HISTORY: A 71 year-old male with history of coronary artery bypass grafting and chronic obstructive pulmonary disease was referred for a 5.8 cm AAA. The patient was not a candidate for standard EVAR given that he was found to have an occluded SMA on computed tomography angiogram (CTA). Moreover, the patient was also found to have a 6 mm IMA. Prior attempts at recanalization of the SMA were unsuccessful. It was noted that the bilateral hypogastric arteries were also occluded. In addition to the bowel, the IMA appeared to be the principal blood supply to the pelvis.

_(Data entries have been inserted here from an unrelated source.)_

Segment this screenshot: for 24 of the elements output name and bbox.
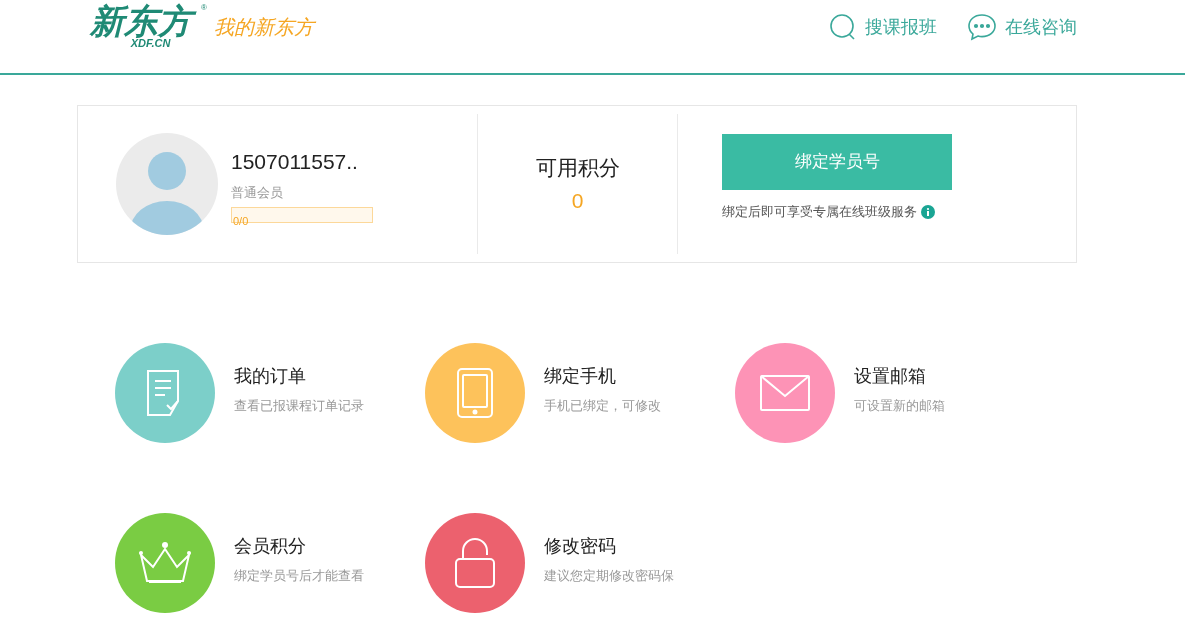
feature-title[interactable]: 会员积分	[234, 532, 364, 560]
feature-title[interactable]: 修改密码	[544, 532, 674, 560]
logo[interactable]: 新东方 XDF.CN ®	[88, 2, 208, 52]
progress-text: 0/0	[232, 214, 249, 227]
info-icon[interactable]	[921, 204, 935, 219]
feature-description: 查看已报课程订单记录	[234, 396, 364, 415]
chat-icon	[967, 13, 997, 41]
search-icon	[829, 13, 857, 41]
padlock-icon	[453, 537, 497, 589]
feature-description: 可设置新的邮箱	[854, 396, 945, 415]
feature-title[interactable]: 绑定手机	[544, 362, 661, 390]
points-value: 0	[571, 188, 584, 214]
binding-note: 绑定后即可享受专属在线班级服务	[722, 203, 917, 221]
feature-description: 手机已绑定，可修改	[544, 396, 661, 415]
crown-icon	[137, 541, 193, 585]
points-label: 可用积分	[535, 154, 620, 181]
feature-description: 绑定学员号后才能查看	[234, 566, 364, 585]
feature-description: 建议您定期修改密码保	[544, 566, 674, 585]
username: 1507011557..	[231, 148, 359, 175]
envelope-icon	[758, 373, 812, 413]
member-level: 普通会员	[231, 184, 284, 202]
feature-title[interactable]: 我的订单	[234, 362, 364, 390]
feature-title[interactable]: 设置邮箱	[854, 362, 945, 390]
site-name: 我的新东方	[214, 14, 314, 40]
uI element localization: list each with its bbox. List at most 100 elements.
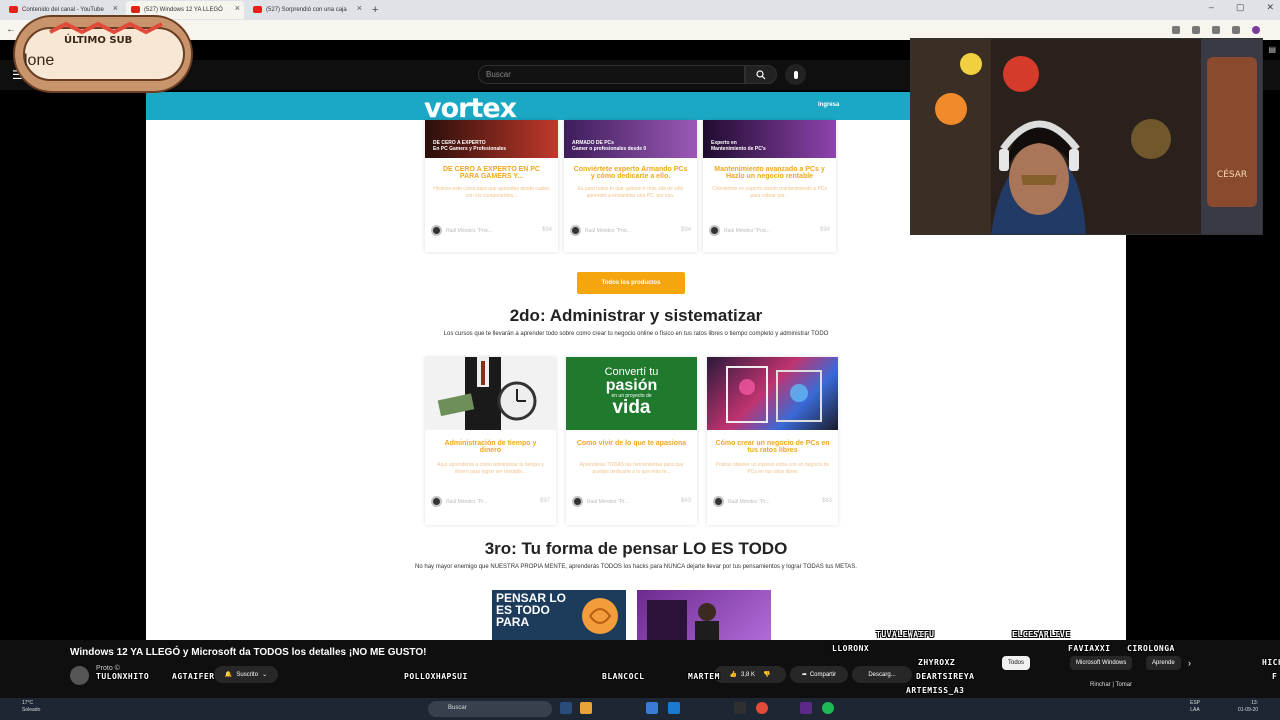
price: $94 xyxy=(541,227,552,233)
course-title: Cómo crear un negocio de PCs en tus rato… xyxy=(715,440,830,454)
screen: Contenido del canal - YouTube × (527) Wi… xyxy=(0,0,1280,720)
search-button[interactable] xyxy=(745,65,777,84)
chip-all[interactable]: Todos xyxy=(1002,656,1031,670)
author-name: Raúl Méndez "Pr... xyxy=(587,499,629,505)
chrome-icon[interactable] xyxy=(756,702,768,714)
share-icon: ➦ xyxy=(801,672,807,678)
store-icon[interactable] xyxy=(646,702,658,714)
course-image: Experto en Mantenimiento de PC's xyxy=(703,120,836,158)
download-button[interactable]: Descarg... xyxy=(852,666,912,683)
course-description: Aprenderás TODAS las herramientas para q… xyxy=(579,462,684,475)
course-footer: Raúl Méndez "Prot... $94 xyxy=(564,220,697,240)
bookmarks-folder-icon[interactable]: ▤ xyxy=(1268,45,1276,54)
taskbar-search[interactable]: Buscar xyxy=(428,701,552,717)
share-label: Compartir xyxy=(809,671,837,678)
section2-subtitle: Los cursos que te llevarán a aprender to… xyxy=(443,331,829,337)
last-sub-overlay: ÚLTIMO SUB lone xyxy=(10,10,196,94)
search-icon xyxy=(756,69,766,79)
language-indicator[interactable]: ESP LAA xyxy=(1190,700,1200,714)
extensions-icon[interactable] xyxy=(1212,26,1220,34)
course-title: Conviértete experto Armando PCs y cómo d… xyxy=(573,166,688,180)
toolbar-icons xyxy=(1172,26,1260,34)
file-explorer-icon[interactable] xyxy=(580,702,592,714)
profile-avatar-icon[interactable] xyxy=(1252,26,1260,34)
chip-microsoft-windows[interactable]: Microsoft Windows xyxy=(1070,656,1133,670)
voice-search-button[interactable] xyxy=(785,64,806,85)
thumbs-down-icon: 👎 xyxy=(763,672,771,678)
browser-tab[interactable]: (527) Sorprendió con una caja × xyxy=(248,1,366,19)
maximize-icon[interactable]: ▢ xyxy=(1236,2,1245,13)
course-card: Experto en Mantenimiento de PC's Mantenim… xyxy=(703,120,836,252)
chat-username: LLORONX xyxy=(832,644,870,653)
like-dislike-button[interactable]: 👍 3,8 K 👎 xyxy=(714,666,786,683)
subscribed-button[interactable]: 🔔 Suscrito ⌄ xyxy=(214,666,278,683)
like-count: 3,8 K xyxy=(740,671,755,678)
price: $94 xyxy=(819,227,830,233)
author-name: Raúl Méndez "Prot... xyxy=(724,228,770,234)
weather-condition: Soleado xyxy=(22,707,41,713)
chevron-right-icon[interactable]: › xyxy=(1182,656,1197,670)
share-button[interactable]: ➦ Compartir xyxy=(790,666,848,683)
chat-username: AGTAIFER xyxy=(172,672,215,681)
course-description: Conviértete en experto dando mantenimien… xyxy=(711,186,828,199)
image-tag-subtitle: Mantenimiento de PC's xyxy=(711,146,766,152)
last-sub-name: lone xyxy=(24,52,55,69)
gaming-pc-image xyxy=(726,366,822,423)
pensar-course-image: PENSAR LO ES TODO PARA xyxy=(492,590,626,640)
microphone-icon xyxy=(793,70,798,79)
course-footer: Raúl Méndez "Prot... $94 xyxy=(425,220,558,240)
chat-username: POLLOXHAPSUI xyxy=(404,672,468,681)
course-title: Administración de tiempo y dinero xyxy=(444,440,537,454)
section2-title: 2do: Administrar y sistematizar xyxy=(509,306,763,325)
close-tab-icon[interactable]: × xyxy=(357,3,362,13)
businessman-clock-image xyxy=(437,357,537,430)
course-title: Mantenimiento avanzado a PCs y Hazlo un … xyxy=(714,166,825,180)
weather-widget[interactable]: 17°C Soleado xyxy=(22,700,40,714)
last-sub-label: ÚLTIMO SUB xyxy=(64,35,133,46)
downloads-icon[interactable] xyxy=(1232,26,1240,34)
course-card: DE CERO A EXPERTO En PC Gamers y Profesio… xyxy=(425,120,558,252)
author-name: Raúl Méndez "Pr... xyxy=(728,499,770,505)
close-window-icon[interactable]: ✕ xyxy=(1266,2,1274,13)
course-image: Convertí tu pasión en un proyecto de vid… xyxy=(566,357,697,430)
terminal-icon[interactable] xyxy=(734,702,746,714)
author-avatar xyxy=(431,496,442,507)
chat-username: ELCESARLIVE xyxy=(1012,630,1071,639)
streamer-webcam-image: CÉSAR xyxy=(911,39,1262,234)
course-title: DE CERO A EXPERTO EN PC PARA GAMERS Y... xyxy=(443,166,540,180)
price: $63 xyxy=(680,498,691,504)
app-icon[interactable] xyxy=(800,702,812,714)
bookmark-star-icon[interactable] xyxy=(1192,26,1200,34)
youtube-search-input[interactable]: Buscar xyxy=(478,65,745,84)
author-name: Raúl Méndez "Pr... xyxy=(446,499,488,505)
chat-username: HICH xyxy=(1262,658,1280,667)
chat-username: ARTEMISS_A3 xyxy=(906,686,965,695)
minimize-icon[interactable]: – xyxy=(1209,2,1214,13)
new-tab-icon[interactable]: + xyxy=(372,4,378,16)
channel-avatar[interactable] xyxy=(70,666,89,685)
install-icon[interactable] xyxy=(1172,26,1180,34)
task-view-icon[interactable] xyxy=(560,702,572,714)
course-footer: Raúl Méndez "Pr... $97 xyxy=(425,491,556,511)
channel-name[interactable]: Proto © xyxy=(96,665,120,672)
spotify-icon[interactable] xyxy=(822,702,834,714)
recommended-title[interactable]: Rinchar | Tomar xyxy=(1090,682,1132,688)
course-card: Cómo crear un negocio de PCs en tus rato… xyxy=(707,357,838,525)
section3-subtitle: No hay mayor enemigo que NUESTRA PROPIA … xyxy=(415,564,857,570)
author-avatar xyxy=(431,225,442,236)
svg-text:CÉSAR: CÉSAR xyxy=(1217,168,1247,180)
mail-icon[interactable] xyxy=(668,702,680,714)
chat-username: TULONXHITO xyxy=(96,672,150,681)
window-controls: – ▢ ✕ xyxy=(1209,2,1274,13)
course-image: ARMADO DE PCs Gamer o profesionales desde… xyxy=(564,120,697,158)
youtube-favicon-icon xyxy=(253,6,262,13)
course-description: Podrás obtener un ingreso extra con un n… xyxy=(715,462,830,475)
author-avatar xyxy=(572,496,583,507)
image-tag-subtitle: Gamer o profesionales desde 0 xyxy=(572,146,647,152)
chip-aprende[interactable]: Aprende xyxy=(1146,656,1181,670)
chat-username: CIROLONGA xyxy=(1127,644,1175,653)
system-clock[interactable]: 13: 01-09-20 xyxy=(1238,700,1258,714)
author-name: Raúl Méndez "Prot... xyxy=(585,228,631,234)
course-image xyxy=(637,590,771,640)
close-tab-icon[interactable]: × xyxy=(235,3,240,13)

PLAN: Given the patient’s comorbidities, he was deemed a high-risk candidate for open repair. A physician-modified fenestrated endovascular aneurysm repair (f-EVAR) with selective fenestration and stenting of the IMA was recommended. Modification was performed on 32 mm by 109 mm Cook Alpha device. The IMA was stented using a 6 mm x 29 mm balloon-expandable Viabahn stent. Post-operative course was not complicated, and he was discharged home on day 2. CT imaging at 3 months post-op showed complete thrombosis of the sac with preserved flow through visceral stents.
DISCUSSION: Only one case of f-EVAR with fenestration of the IMA has previously been reported. However, we present the first case in which the SMA is also occluded. Our case demonstrates that f-EVAR may serve as an option for select patients who do not meet IFU for standard EVAR due to mesenteric atherosclerotic disease.